It follows the firm’s decision in March to consolidate 60 separate privacy policies into a single agreement.
The move allowed it to pool data from across its products, including use of its video site YouTube, social network Google+ and smartphone system Android – potentially helping it target adverts.
French data privacy regulator CNIL – which led the inquiry – said the US company had “months” to make changes.
Google has been told it should give clearer information about what data is being collected and for what purpose. It has also been told to give users more control over how the information is combined.
It has been warned that if it took no action, CNIL would “enter a phase of litigation”.
Google said it needed more time to provide a detailed response.
“We have received the report and are reviewing it now,” said Peter Fleischer, its global privacy counsel.
Google had a lot riding on the decision from the EU data protection watchdogs.
Now CNIL has issued a critical report on the policy, and called for changes, with a warning that there could be litigation if Google does not respond.
But the search giant has gone into spin mode, pointing out that that its policy has not been ruled illegal and it hasn’t been asked to roll it back.
A spokesman was also eager to point out that Microsoft had unveiled a similar privacy code this week.
But Google – like Microsoft before it – is now firmly in the sights of the world’s regulators, with an EU competition ruling the next hurdle to clear.
The search firm insists that everything it does is in the interest of its users – its problem is that the world is no longer quite so inclined to see it as a big friendly giant.
Although Google has not been directly accused of acting illegally, it has been accused of providing “incomplete and approximate” details raising “deep concerns about data protection and the respect of the European law”.
CNIL carried out the investigation into Google on behalf of the 27 members of the European Union. Although Greece, Romania and Lithuania have yet to sign up to the findings, non-EU states Croatia and Liechtenstein have done so.
After studying Google’s revised policy in depth, the agency said it believed Google had failed to place any limit on the “scope of collection and the potential uses of the personal data”, meaning it might be in breach of several of the bloc’s data protection principles.
Specifically, CNIL said it was unhappy that users were unable to determine or control what kinds of data were being processed and for what use.
Furthermore it highlighted the wide range of potential uses Google might have for the data including product development, security, advertising and academic research.
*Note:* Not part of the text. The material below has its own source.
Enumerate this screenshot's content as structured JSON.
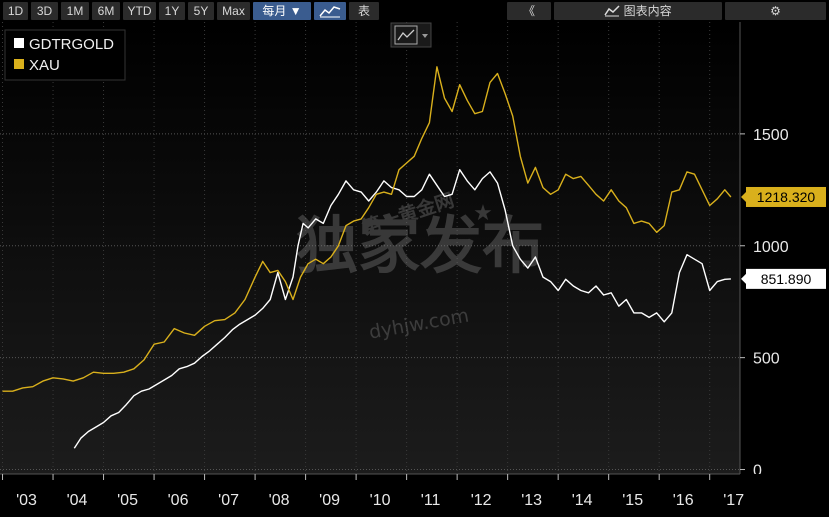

It said that EU data protection laws place limits on such activities and proposed the following changes:
- Google must “reinforce users’ consent”. It suggests this could be done by allowing its members to choose under what circumstances data about them was combined by asking them to click on dedicated buttons.
- The firm should offer a centralised opt-out tool and allow users to decide which of Google’s services provided data about them.
- Google should adapt its own tools so that it could limit data use to authorised purposes. For example, it should be able to use a person’s collated data to improve security efforts but not to target advertising.
CNIL’s president Isabelle Falque-Pierrotin said the company had “three or four months” to make the revisions, otherwise “authorities in several countries can take action against Google”.
UK-based privacy campaign group Big Brother Watch welcomed the news.
“It’s absolutely right that European regulators focus on ensuring people know what data is being collected and how it is being used,” said the organisation’s director, Nick Pickles.
“Unless people are aware just how much of their behaviour is being monitored and recorded it is impossible to make an informed choice about using services.
“This ruling is an important step to putting consumers in control of their personal information and ensuring that companies like Google are not able to easily disregard people’s privacy in pursuit of more information and greater profits.”
The news coincides with Google’s test of a new unified search tool that works across several of its products.
Users involved in the trial are able to check through the contents of their Gmail, Google Calendar and Drive cloud storage services through the main search tool on the site’s Google.com homepage.
The pilot is being limited to participants in the US at this time.
Google still faces the results of a separate investigation by the EU into whether it has abused its position as the most popular internet search tool by directing users to its own services by placing them high in its results.
News site Search Engine Land has also reported that the US Federal Trade Commission (FTC) is “strongly considering” its own investigation into whether Google and others have complied with guidelines for the disclosure of information about how paid advertisements appear in search results and whether the rules should be updated.